Dr Irfan menjelaskan bahwa dalam kepercayaan setempat, roh laki-laki akan tetap berada di dekat jasadnya selama 11 hari, sementara roh perempuan selama 9 hari. Ini menggarisbawahi pandangan bahwa jiwa laki-laki dianggap lebih kuat dari perempuan. Tradisi ini juga mendorong masyarakat Batak untuk merawat kuburan dengan baik, terutama bagi mereka yang baru saja meninggal.
Lebih lanjut, Irfan mengatakan bahwa begu memiliki hierarki mirip manusia. Begu dari orang yang baik semasa hidupnya akan dihormati oleh keturunannya dan menjadi sumangot, yang kemudian bisa berkembang menjadi sahala.

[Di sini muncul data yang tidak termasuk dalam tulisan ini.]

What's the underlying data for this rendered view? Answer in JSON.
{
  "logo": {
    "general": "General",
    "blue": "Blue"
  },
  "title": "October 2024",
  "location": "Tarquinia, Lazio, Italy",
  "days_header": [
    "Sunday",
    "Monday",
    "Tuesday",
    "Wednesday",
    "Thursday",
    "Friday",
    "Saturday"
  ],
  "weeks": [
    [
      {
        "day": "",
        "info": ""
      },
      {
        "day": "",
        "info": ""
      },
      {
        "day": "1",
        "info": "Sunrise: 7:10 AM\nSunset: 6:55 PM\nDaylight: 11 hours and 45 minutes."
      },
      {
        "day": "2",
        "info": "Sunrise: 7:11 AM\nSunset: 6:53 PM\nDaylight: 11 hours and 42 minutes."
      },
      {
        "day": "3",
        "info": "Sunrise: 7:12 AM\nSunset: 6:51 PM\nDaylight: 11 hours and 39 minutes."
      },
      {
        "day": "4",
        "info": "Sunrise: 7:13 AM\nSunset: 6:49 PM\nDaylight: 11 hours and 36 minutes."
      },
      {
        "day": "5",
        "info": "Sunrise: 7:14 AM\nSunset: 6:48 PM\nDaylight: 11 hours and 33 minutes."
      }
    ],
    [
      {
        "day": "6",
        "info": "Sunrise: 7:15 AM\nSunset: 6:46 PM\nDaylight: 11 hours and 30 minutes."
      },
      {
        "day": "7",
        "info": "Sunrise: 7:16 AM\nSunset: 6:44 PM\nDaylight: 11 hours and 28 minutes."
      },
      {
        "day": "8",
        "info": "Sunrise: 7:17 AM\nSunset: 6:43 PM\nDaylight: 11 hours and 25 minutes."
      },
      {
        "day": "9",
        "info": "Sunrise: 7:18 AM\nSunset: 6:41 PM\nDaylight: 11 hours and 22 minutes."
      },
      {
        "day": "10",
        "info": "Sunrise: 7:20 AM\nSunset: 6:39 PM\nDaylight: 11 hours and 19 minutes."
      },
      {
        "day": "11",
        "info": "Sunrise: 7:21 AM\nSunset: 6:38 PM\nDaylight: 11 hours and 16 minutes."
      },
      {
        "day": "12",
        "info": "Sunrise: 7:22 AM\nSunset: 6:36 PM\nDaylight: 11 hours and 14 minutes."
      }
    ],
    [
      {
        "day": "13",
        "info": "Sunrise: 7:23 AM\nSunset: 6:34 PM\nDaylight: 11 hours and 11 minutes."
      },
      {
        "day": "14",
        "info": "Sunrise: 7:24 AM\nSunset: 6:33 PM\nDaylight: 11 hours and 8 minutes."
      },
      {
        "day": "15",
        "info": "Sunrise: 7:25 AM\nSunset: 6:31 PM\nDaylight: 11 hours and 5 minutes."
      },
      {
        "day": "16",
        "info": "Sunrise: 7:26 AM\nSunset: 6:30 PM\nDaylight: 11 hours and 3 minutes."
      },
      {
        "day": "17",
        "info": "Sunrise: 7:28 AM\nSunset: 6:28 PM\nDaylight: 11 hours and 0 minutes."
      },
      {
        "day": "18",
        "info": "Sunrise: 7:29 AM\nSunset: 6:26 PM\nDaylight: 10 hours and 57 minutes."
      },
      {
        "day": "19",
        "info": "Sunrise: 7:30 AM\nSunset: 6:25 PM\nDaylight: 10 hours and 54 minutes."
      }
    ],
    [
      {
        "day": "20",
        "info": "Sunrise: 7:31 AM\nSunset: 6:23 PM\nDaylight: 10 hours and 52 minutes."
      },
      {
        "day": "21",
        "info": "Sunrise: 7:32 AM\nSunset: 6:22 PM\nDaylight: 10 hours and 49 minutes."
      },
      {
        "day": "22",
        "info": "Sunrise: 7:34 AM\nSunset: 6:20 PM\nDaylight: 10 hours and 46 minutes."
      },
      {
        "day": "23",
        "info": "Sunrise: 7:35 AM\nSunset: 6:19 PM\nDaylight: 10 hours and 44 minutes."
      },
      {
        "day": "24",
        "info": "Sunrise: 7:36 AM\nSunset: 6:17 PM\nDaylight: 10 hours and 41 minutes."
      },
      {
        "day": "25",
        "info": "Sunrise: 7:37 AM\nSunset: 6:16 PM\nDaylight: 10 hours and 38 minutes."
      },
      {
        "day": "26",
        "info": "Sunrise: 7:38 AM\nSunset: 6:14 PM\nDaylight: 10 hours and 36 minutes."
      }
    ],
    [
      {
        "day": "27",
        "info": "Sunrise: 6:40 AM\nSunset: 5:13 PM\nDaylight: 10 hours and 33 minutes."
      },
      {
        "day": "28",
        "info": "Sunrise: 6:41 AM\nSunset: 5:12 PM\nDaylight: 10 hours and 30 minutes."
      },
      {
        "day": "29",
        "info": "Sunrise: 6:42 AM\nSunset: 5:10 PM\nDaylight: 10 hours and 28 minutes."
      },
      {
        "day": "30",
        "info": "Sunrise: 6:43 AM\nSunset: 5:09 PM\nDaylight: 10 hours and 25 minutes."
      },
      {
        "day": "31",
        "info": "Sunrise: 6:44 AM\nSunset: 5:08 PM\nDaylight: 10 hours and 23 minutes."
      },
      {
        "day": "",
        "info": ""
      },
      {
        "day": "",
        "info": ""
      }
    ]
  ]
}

Ganjang, yang berarti panjang, adalah deskripsi untuk sosok Begu Ganjang yang tinggi besar, berkulit hitam, dan sulit terlihat. Begu Ganjang ini, yang asal-usulnya masih misterius, dianggap sebagai makhluk gaib yang bisa dipelihara dan digunakan, mirip dengan kepercayaan terhadap tuyul di Jawa.
Dalam antropologi religi, ada pembagian antara black magic dan white magic. Begu Ganjang termasuk dalam kategori black magic, di mana manusia menggunakan kekuatan makhluk gaib untuk tujuan tertentu. Sebaliknya, white magic lebih berkaitan dengan pemanfaatan kekuatan gaib berdasarkan keyakinan individual yang kemudian bisa berkembang menjadi kepercayaan kolektif.
Kecurigaan terhadap pemilik Begu Ganjang kadang-kadang bisa berujung pada pengusiran atau bahkan pembunuhan, dampaknya bisa dirasakan hingga generasi berikutnya. Fenomena ini sering mencuat ketika masyarakat menghadapi masalah, seperti wabah penyakit. Irfan menyatakan belum bisa menentukan sejak kapan cerita Begu Ganjang ini berkembang, namun menekankan pentingnya pemahaman mendalam mengenai kepercayaan ini dalam konteks sosial dan budaya masyarakat. (*)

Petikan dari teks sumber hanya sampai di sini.